LONDON – Norway’s government will sell its remaining stake on Scandinavian Airlines, which is also co-owned by Sweden and Denmark.
The trade ministry in Norway said that they are to sell their 37.8 million shares, which is around 9.88% of the airline’s total capital to private investors, indicating a private sell-off by the government.
The trade ministry said that “The Norwegian state is not a long-term owner of SAS.”
The sale is set to give the Norwegian state an extra $73.1 million for their economy.
Along with the Norwegian State, the Swedish government has also previously given interest to a sale of its shares.
This sell-off by the Norwegians mean that the decades-long collaboration between them, the Swedish, and the Danish governments will conclude when the sell-off is complete.
SAS noted to local media Ritzau that they have received the confirmation of intention by the Norwegian state to leave the company some time ago but are declining to comment on the specifics of the sale.
Sweden currently owns 14.8% of SAS and has previously said they are looking to sell it.
Denmark Not Willing To Sell
However, Denmark does not plan to sell its 14.2% stake on the airline anytime soon.
Danish Finance Minister Kristian Jensen said that the Copenhagen government has no intention to sell. “Norway’s exit marks the beginning of a new epoch in the company’s history.
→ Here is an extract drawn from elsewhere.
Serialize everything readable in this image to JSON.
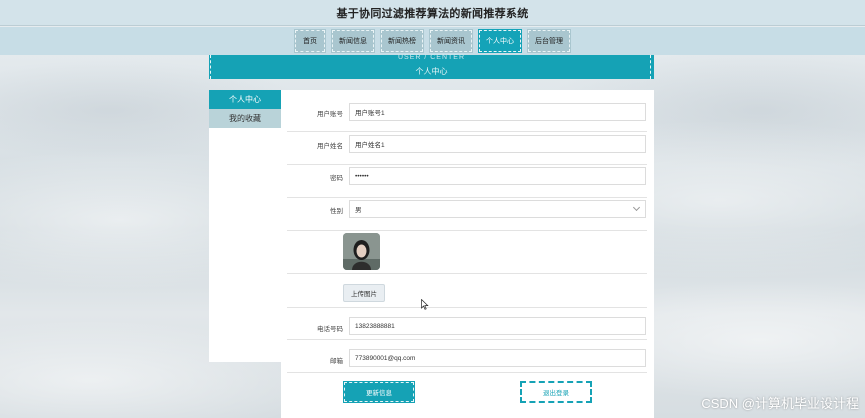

But that does not change the Danish state’s position on ownership of SAS. There is still political support for state ownership of SAS,” he said.
Norway’s Minister for Trade and Industry Torbjørn Roe Isaksen commented that his government “has made it clear that the state did not want to continue part-ownership of SAS in the long term. Parliament has given the government dispensation to sell the shares on a number of occasions. We now want to make use of that.”
This situation puts SAS in an odd spot. With both Sweden and Norway willing to sell its shares to private investors, the airline will eventually be partially owned by the Danish government and a majority party in the private sector.